* Siro Darlan
O Papa Francisco conversava com jovens quando um deles perguntou “se o Papa era comunista”. Rindo muito, o Pontífice confirmou ser comunista, como deveriam ser os primeiros cristãos que compartilhavam tudo o que tinham, sem apegos materiais. Essa cena me inspirou a escrita de um artigo publicado no DIA, sob o título ‘O Papa é comunista, e eu também’. Na época o artigo não causou tanta celeuma, mas nesses últimos dias os comentários bombaram no meu blog, a maioria raivosa, condenando essa ironia.
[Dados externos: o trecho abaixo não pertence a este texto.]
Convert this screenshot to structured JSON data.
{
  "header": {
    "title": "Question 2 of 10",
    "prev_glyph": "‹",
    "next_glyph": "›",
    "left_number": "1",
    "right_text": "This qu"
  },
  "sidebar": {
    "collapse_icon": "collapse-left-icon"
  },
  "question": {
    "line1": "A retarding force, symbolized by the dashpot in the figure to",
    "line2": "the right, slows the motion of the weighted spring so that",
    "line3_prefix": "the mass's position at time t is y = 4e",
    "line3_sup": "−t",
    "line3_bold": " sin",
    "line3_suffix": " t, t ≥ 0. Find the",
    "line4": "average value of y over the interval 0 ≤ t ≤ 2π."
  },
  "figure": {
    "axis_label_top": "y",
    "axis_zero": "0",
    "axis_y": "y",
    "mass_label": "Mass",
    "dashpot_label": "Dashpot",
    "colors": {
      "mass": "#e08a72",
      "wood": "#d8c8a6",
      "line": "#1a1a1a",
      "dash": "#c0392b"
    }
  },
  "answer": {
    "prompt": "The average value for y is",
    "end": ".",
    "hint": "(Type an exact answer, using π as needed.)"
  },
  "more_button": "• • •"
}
Alguns mencionaram e transcreveram todas as Encíclicas da Igreja condenando o comunismo, e muitos me excomungaram. Outros, menos tolerantes, me condenaram a arder no fogo do inferno. Ora, desde que eu esteja acompanhado do Papa Francisco, irei feliz para qualquer lugar na certeza de que estarei muito bem acompanhado. Não é sem motivos que se especula o perigo que corre Sua Santidade por sua coerência cristã. Muitos são os que estão descontentes com sua palavra, coerente com a Sagrada Escritura, de desapego aos bens materiais, com seu exemplo de humildade e serviço. Houve até aqueles que indagaram se não tinha medo de um atentado e da ameaça de que “vigaristas como você também morrem sem saber”.
A Igreja que serve é a Igreja do Cristo, e não aquela que condena. A Igreja que acolhe é misericordiosa, e não excludente ou rica em adornos. Evidente que a Igreja em seus primórdios foi mais fraterna e solidária. Os cristãos perseguidos e martirizados eram comunistas na divisão de tudo que partilhavam entre si, e por isso sobreviveram e sedimentaram uma Igreja para sempre. O egoísmo e a ignorância da violência contra os semelhantes têm seus dias marcados e perecem com seus autores. Os cristãos eram conhecidos pelo partir do pão, ato transformado em sacramento da Eucaristia, para lembrar para sempre a obrigação de partilhar e ter valores em comum.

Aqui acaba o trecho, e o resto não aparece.